Closing at 1,577.29 per dollar on Monday, according to FMDQ, the naira’s decline from 1,563.8 on Friday underscores ongoing challenges despite the CBN’s sale of $122.7 million to local dealers between July 10-11.
Analysts, including Carlo Morelli of Azimut Investment SA, cite capital outflows and persistent doubts about the currency’s stability despite aggressive CBN efforts to tighten monetary policy and manage liquidity.
Since easing exchange controls last year, the naira has depreciated by approximately 70% against the dollar, making it the world’s second-worst-performing currency this year after the Lebanese pound.
Morelli emphasizes that restoring broader market confidence remains critical following earlier volatility that delayed stabilization, with foreign investors awaiting signs of sustained economic stability before committing to Nigeria.
With the CBN scheduled to announce its next policy decision on July 23 amid annual inflation accelerating to 34.2% in June, further interest rate hikes could be on the horizon to curb inflationary pressures and stabilize the naira.

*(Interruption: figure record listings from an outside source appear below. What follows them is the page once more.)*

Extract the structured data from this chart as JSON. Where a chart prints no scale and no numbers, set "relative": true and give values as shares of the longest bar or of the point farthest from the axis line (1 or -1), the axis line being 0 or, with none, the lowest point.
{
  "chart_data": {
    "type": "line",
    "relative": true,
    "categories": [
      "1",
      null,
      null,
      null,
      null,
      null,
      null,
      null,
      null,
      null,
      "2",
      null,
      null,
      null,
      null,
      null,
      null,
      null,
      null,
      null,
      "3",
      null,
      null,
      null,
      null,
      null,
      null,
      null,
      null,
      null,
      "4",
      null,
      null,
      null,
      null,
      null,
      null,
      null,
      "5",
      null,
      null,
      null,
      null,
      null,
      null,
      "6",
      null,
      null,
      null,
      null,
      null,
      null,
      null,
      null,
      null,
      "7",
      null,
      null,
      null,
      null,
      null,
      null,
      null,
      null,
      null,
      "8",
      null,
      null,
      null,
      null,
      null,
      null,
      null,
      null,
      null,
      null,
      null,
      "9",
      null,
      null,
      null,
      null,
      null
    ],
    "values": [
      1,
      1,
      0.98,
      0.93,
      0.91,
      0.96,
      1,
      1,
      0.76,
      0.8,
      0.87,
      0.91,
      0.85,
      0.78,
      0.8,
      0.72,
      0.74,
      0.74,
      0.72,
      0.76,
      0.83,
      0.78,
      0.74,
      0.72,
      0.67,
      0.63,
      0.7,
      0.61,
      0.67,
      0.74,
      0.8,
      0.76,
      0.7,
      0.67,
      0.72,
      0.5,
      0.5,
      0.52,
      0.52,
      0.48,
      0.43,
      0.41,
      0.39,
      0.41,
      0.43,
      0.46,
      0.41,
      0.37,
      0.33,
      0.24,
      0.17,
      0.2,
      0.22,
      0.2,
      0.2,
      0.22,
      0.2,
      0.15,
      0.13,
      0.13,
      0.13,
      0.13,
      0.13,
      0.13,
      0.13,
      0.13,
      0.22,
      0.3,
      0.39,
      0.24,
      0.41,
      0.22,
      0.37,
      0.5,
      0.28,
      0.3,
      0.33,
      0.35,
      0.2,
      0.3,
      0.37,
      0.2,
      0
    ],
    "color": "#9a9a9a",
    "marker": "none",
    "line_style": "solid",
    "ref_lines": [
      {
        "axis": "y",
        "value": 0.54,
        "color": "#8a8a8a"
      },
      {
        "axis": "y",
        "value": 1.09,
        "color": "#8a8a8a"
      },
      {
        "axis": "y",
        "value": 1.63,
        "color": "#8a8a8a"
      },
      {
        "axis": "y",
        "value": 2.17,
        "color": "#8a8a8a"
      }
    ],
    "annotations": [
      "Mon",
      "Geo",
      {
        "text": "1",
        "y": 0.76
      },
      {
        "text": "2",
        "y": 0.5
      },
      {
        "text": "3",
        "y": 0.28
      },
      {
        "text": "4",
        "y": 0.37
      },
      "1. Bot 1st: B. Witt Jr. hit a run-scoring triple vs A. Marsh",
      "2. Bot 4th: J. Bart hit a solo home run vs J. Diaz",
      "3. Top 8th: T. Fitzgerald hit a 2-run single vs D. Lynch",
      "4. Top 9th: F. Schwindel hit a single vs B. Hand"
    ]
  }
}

Meanwhile, Nigeria’s foreign exchange reserves, bolstered by recent loans from the World Bank and African Export-Import Bank, stand at $35 billion as of July 8, their highest level since May 2023, supporting the country’s ability to manage external financial obligations.
Recall that Gbenga Olawepo-Hashim, a former presidential candidate and a member of the All Progressive Congress (APC), recently called on the Federal Government to abandon the free float of the naira against other currencies.
Olawepo-Hashim suggested reverting to the traditional managed float, emphasizing the need to allocate Nigeria’s forex and domestic resources for the nation’s economic and national priorities.
He argued that managing Nigeria’s foreign exchange regime based on the expectation that the market would correct itself is delusional, especially when various criminal gangs influence the market.